Bandung - Pada hari Senin (24/05/21), Fakultas Seni Pertunjukan Institut Seni Budaya Indonesia (ISBI) Bandung resmi melakukan perjanjian kerja sama dengan Kecamatan Selaawi, Kabupaten Garut. Perjanjian kerja sama ini ditandatangani langsung oleh Dekan Fakultas Seni Pertunjukan, Dr. Lilis Sumiati, S.Sen., M.Sn. dan Camat Selaawi, Ridwan Effendi, S.STP., M.Si. Proses penandatanganan ini berlangsung di Kantor Kecamatan Selaawi yang beralamat di Jalan Raya No.1, Selaawi, Kabupaten Garut, Jawa Barat. 

Seperti yang diketahui, Kecamatan Selaawi Kabupaten Garut memiliki sumber daya alam bambu yang cukup potensial untuk dikembangkan. Tidak terbatas untuk memenuhi peralatan rumah tangga seperti bobokonyiruaseupanbilik dll. Namun bisa merambah pada pengembangan alat musik. Oleh karena itu, Camat Selaawi mencoba memberikan ide untuk membuat alat musik dari bambu yang diberi nama Celentung. Selain itu, ia juga menciptakan lagu Mars Selaawi. Bahkan, saat ini di daerah Selaawi sedang dibangun suatu pusat kawasan pedesaan industri bambu kreatif dengan sebutan Selaawi Bamboo Creatif Centre (SBCC). Kekayaan potensi daerah ini memerlukan pendampingan dari Perguruan Tinggi seni untuk mengembangkan seni budaya lokal secara kreatif dan inovatif.

   

Kehadiran Fakultas Seni Pertunjukan (FSP) ISBI Bandung menjadi amunisi dalam merealisasikan program tersebut. FSP tentunya menyambut dengan antusias atas  niat baik dari pihak Selaawi untuk saling berbagi pengetahuan dan pengalaman. Sebagai tindak lanjut dari silaturahmi awal pada hari Sabtu, 20 Maret 2021, maka kedua belah pihak bersepakat untuk mengadakan kerjasama secara formal dalam bentuk penandatanganan MoA atau PKS yang telah dilaksanakan pada hari Senin lalu. 

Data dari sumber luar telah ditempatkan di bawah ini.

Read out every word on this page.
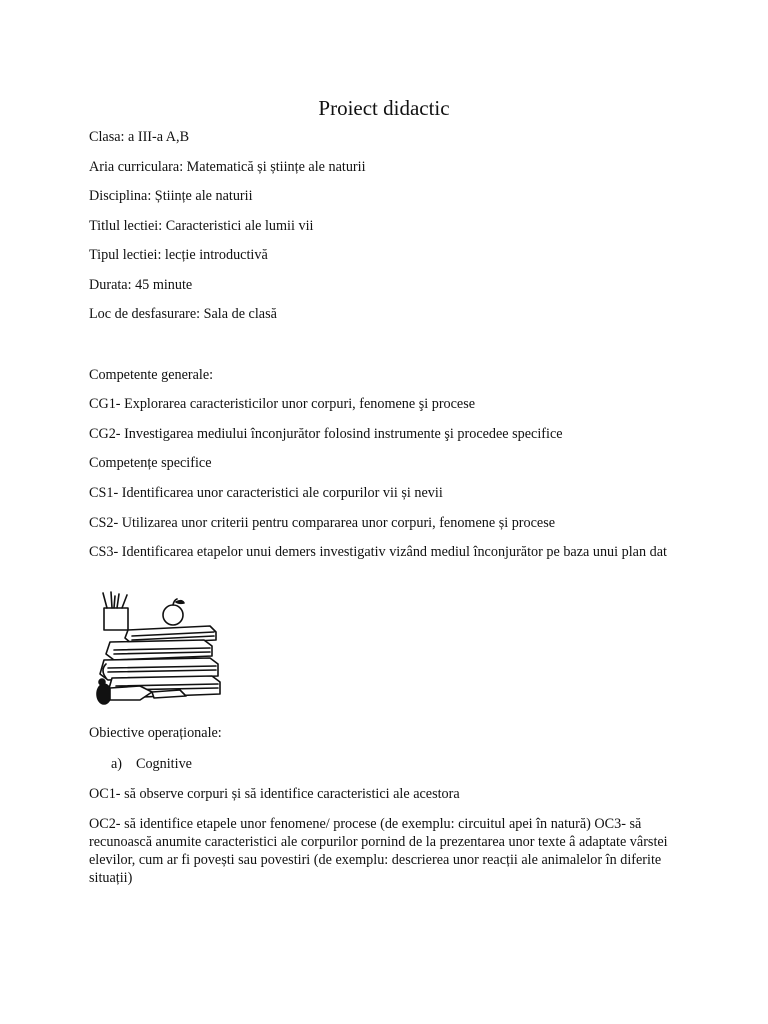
Proiect didactic
Clasa: a III-a A,B
Aria curriculara: Matematică și științe ale naturii
Disciplina: Științe ale naturii
Titlul lectiei: Caracteristici ale lumii vii
Tipul lectiei: lecție introductivă
Durata: 45 minute
Loc de desfasurare: Sala de clasă
Competente generale:
CG1- Explorarea caracteristicilor unor corpuri, fenomene şi procese
CG2- Investigarea mediului înconjurător folosind instrumente şi procedee specifice
Competențe specifice
CS1- Identificarea unor caracteristici ale corpurilor vii și nevii
CS2- Utilizarea unor criterii pentru compararea unor corpuri, fenomene și procese
CS3- Identificarea etapelor unui demers investigativ vizând mediul înconjurător pe baza unui plan dat
Obiective operaționale:
a) Cognitive
OC1- să observe corpuri și să identifice caracteristici ale acestora
OC2- să identifice etapele unor fenomene/ procese (de exemplu: circuitul apei în natură) OC3- să recunoască anumite caracteristici ale corpurilor pornind de la prezentarea unor texte â adaptate vârstei elevilor, cum ar fi povești sau povestiri (de exemplu: descrierea unor reacții ale animalelor în diferite situații)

Dalam ruang lingkup perjanjian kerja sama ini, kedua pihak sepakat untuk bekerja sama dalam Program Pemagangan Mahasiswa/Praktek Kerja Lapangan terutama dalam pelaksanaan Merdeka Belajar - Kampus Merdeka; Pengembangan dan pendampingan desa binaan yang dibentuk menjadi desa wisata; Peningkatan sumber daya manusia dalam program berbasis kompetensi yang mengacu pada standar industri, dan ekonomi kreatif; Narasumber Workshop/Seminar/Pelatihan; Kunjungan Industri; Penempatan dan Pemberdayaan Fresh Graduate Lulusan terbaik, khususnya yang berasal dari daerah setempat; Pemanfaataan sumber daya manusia serta fasilitas yang dimiliki kedua pihak untuk mendukung kegiatan pelaksanaan Perjanjian Kerja Sama; Serta kegiatan lainnya sesuai dengan kesepakatan.

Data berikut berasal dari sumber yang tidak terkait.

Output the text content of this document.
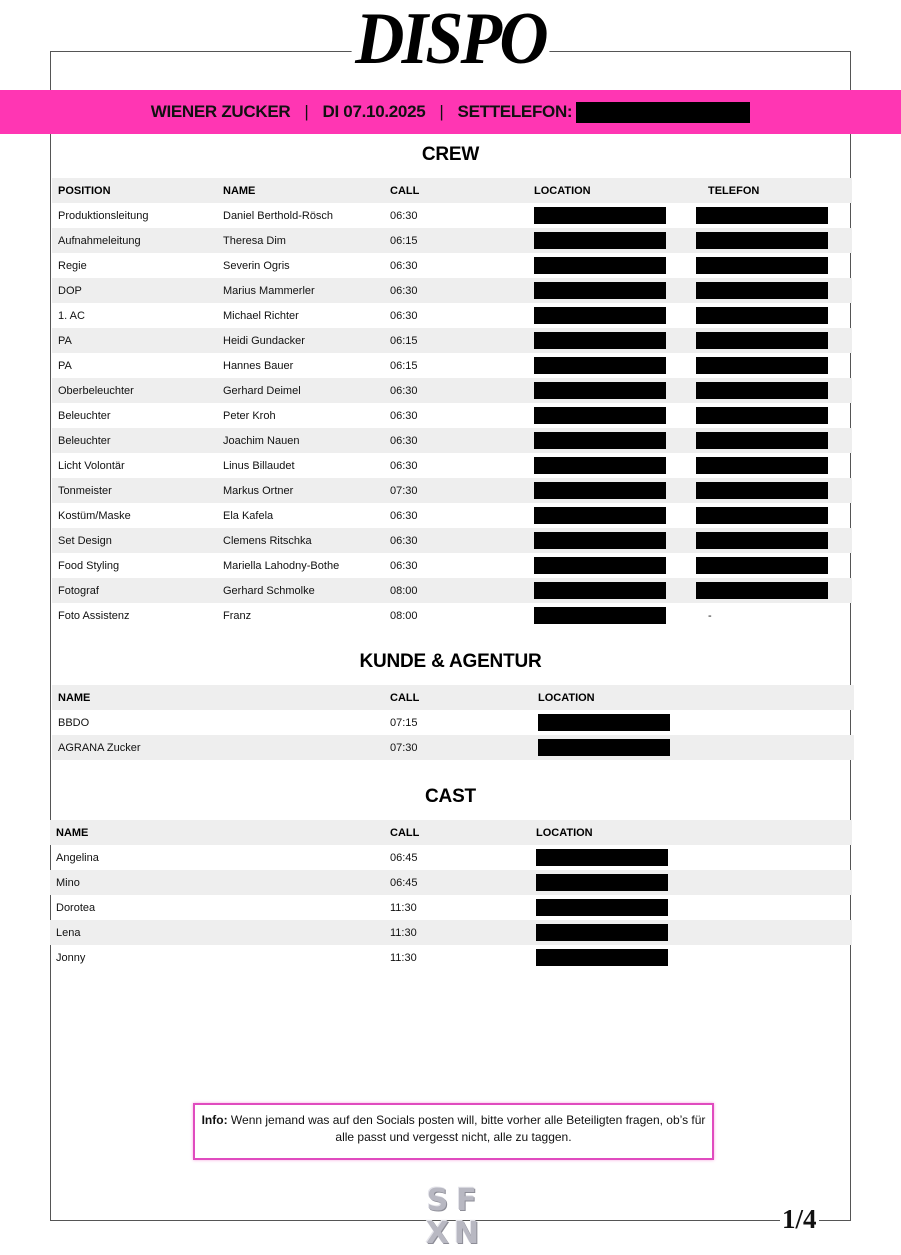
DISPO
WIENER ZUCKER | DI 07.10.2025 | SETTELEFON:
CREW
POSITION	NAME	CALL	LOCATION	TELEFON
Produktionsleitung	Daniel Berthold-Rösch	06:30		
Aufnahmeleitung	Theresa Dim	06:15		
Regie	Severin Ogris	06:30		
DOP	Marius Mammerler	06:30		
1. AC	Michael Richter	06:30		
PA	Heidi Gundacker	06:15		
PA	Hannes Bauer	06:15		
Oberbeleuchter	Gerhard Deimel	06:30		
Beleuchter	Peter Kroh	06:30		
Beleuchter	Joachim Nauen	06:30		
Licht Volontär	Linus Billaudet	06:30		
Tonmeister	Markus Ortner	07:30		
Kostüm/Maske	Ela Kafela	06:30		
Set Design	Clemens Ritschka	06:30		
Food Styling	Mariella Lahodny-Bothe	06:30		
Fotograf	Gerhard Schmolke	08:00		
Foto Assistenz	Franz	08:00		-
KUNDE & AGENTUR
NAME	CALL	LOCATION
BBDO	07:15	
AGRANA Zucker	07:30	
CAST
NAME	CALL	LOCATION
Angelina	06:45	
Mino	06:45	
Dorotea	11:30	
Lena	11:30	
Jonny	11:30	
Info: Wenn jemand was auf den Socials posten will, bitte vorher alle Beteiligten fragen, ob’s für alle passt und vergesst nicht, alle zu taggen.
S F
X N	1/4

Respon positif juga datang dari para kepala desa yg ikut menghadiri. Mereka mengharapkan sekali campur tangan dari pihak ISBI baik dosen maupun mahasiswa. Mengingat  banyak potensi seni yg perlu dibina dan dikembangkan.

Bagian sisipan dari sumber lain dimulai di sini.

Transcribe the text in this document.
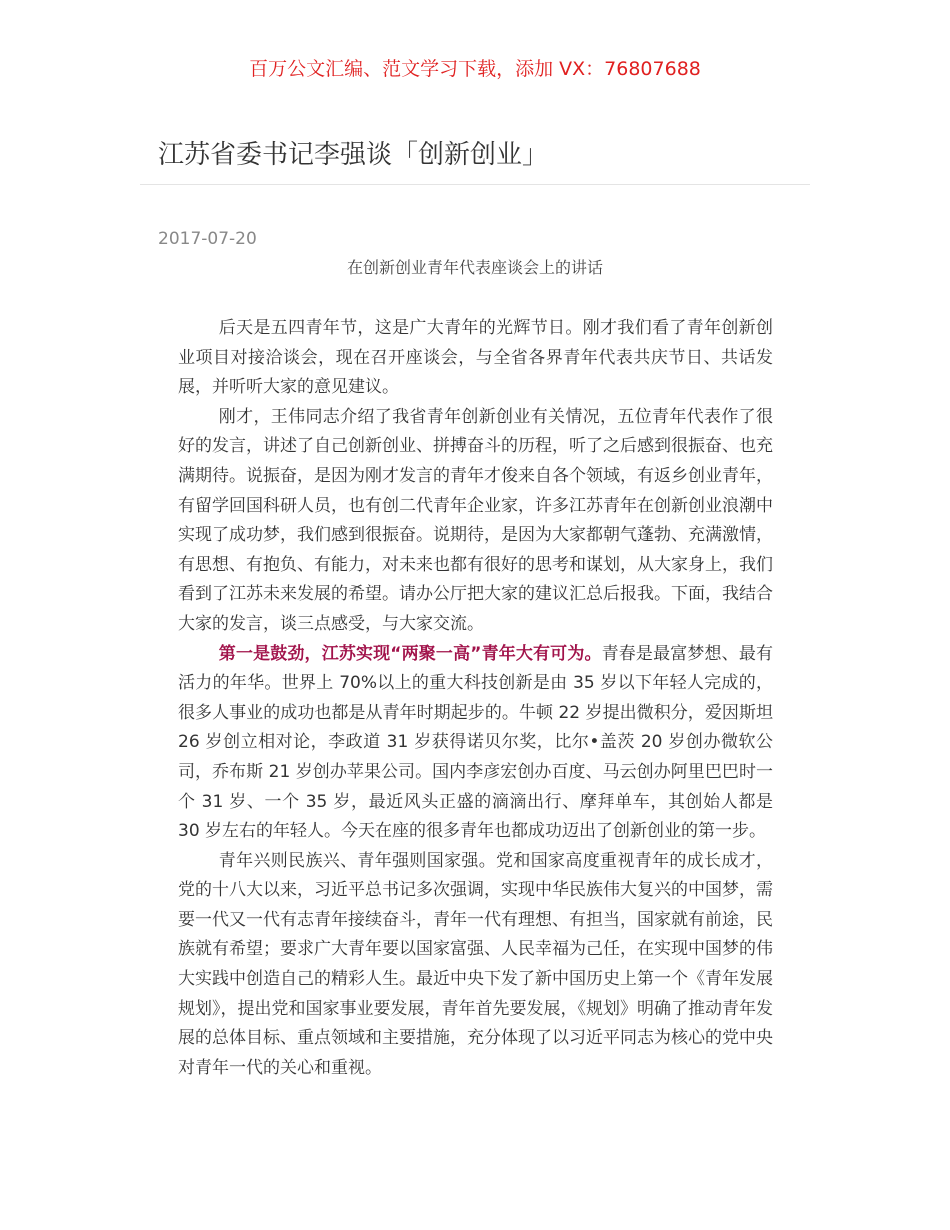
百万公文汇编、范文学习下载，添加 VX：76807688
江苏省委书记李强谈「创新创业」
2017-07-20
在创新创业青年代表座谈会上的讲话

后天是五四青年节，这是广大青年的光辉节日。刚才我们看了青年创新创业项目对接洽谈会，现在召开座谈会，与全省各界青年代表共庆节日、共话发展，并听听大家的意见建议。

刚才，王伟同志介绍了我省青年创新创业有关情况，五位青年代表作了很好的发言，讲述了自己创新创业、拼搏奋斗的历程，听了之后感到很振奋、也充满期待。说振奋，是因为刚才发言的青年才俊来自各个领域，有返乡创业青年，有留学回国科研人员，也有创二代青年企业家，许多江苏青年在创新创业浪潮中实现了成功梦，我们感到很振奋。说期待，是因为大家都朝气蓬勃、充满激情，有思想、有抱负、有能力，对未来也都有很好的思考和谋划，从大家身上，我们看到了江苏未来发展的希望。请办公厅把大家的建议汇总后报我。下面，我结合大家的发言，谈三点感受，与大家交流。

第一是鼓劲，江苏实现“两聚一高”青年大有可为。青春是最富梦想、最有活力的年华。世界上 70%以上的重大科技创新是由 35 岁以下年轻人完成的，很多人事业的成功也都是从青年时期起步的。牛顿 22 岁提出微积分，爱因斯坦 26 岁创立相对论，李政道 31 岁获得诺贝尔奖，比尔•盖茨 20 岁创办微软公司，乔布斯 21 岁创办苹果公司。国内李彦宏创办百度、马云创办阿里巴巴时一个 31 岁、一个 35 岁，最近风头正盛的滴滴出行、摩拜单车，其创始人都是 30 岁左右的年轻人。今天在座的很多青年也都成功迈出了创新创业的第一步。

青年兴则民族兴、青年强则国家强。党和国家高度重视青年的成长成才，党的十八大以来，习近平总书记多次强调，实现中华民族伟大复兴的中国梦，需要一代又一代有志青年接续奋斗，青年一代有理想、有担当，国家就有前途，民族就有希望；要求广大青年要以国家富强、人民幸福为己任，在实现中国梦的伟大实践中创造自己的精彩人生。最近中央下发了新中国历史上第一个《青年发展规划》，提出党和国家事业要发展，青年首先要发展，《规划》明确了推动青年发展的总体目标、重点领域和主要措施，充分体现了以习近平同志为核心的党中央对青年一代的关心和重视。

Dr. Lilis Sumiati, S.Sen., M.Sn. selaku Dekan FSP berpendapat bahwa FSP akan mulai terjun ke lapangan untuk membuat karya seni tari khas Selaawi pada bulan Juni 2021 sebagai bentuk respon dalam mewujudkan kerja sama ini.

"Karya seni ini tentunya akan mengedepankan potensi bambu baik dalam koreografi maupun alat musiknya. Hal itu sebagai upaya mengangkat ciri identitas dari potensi alam Kec. Selaawi," tambahnya. 

Dengan adanya penandatanganan MoA ini diharapkan dapat mempererat sinergitas antara FSP dan Kecamatan Selaawi, terutama dalam bidang seni dan budaya.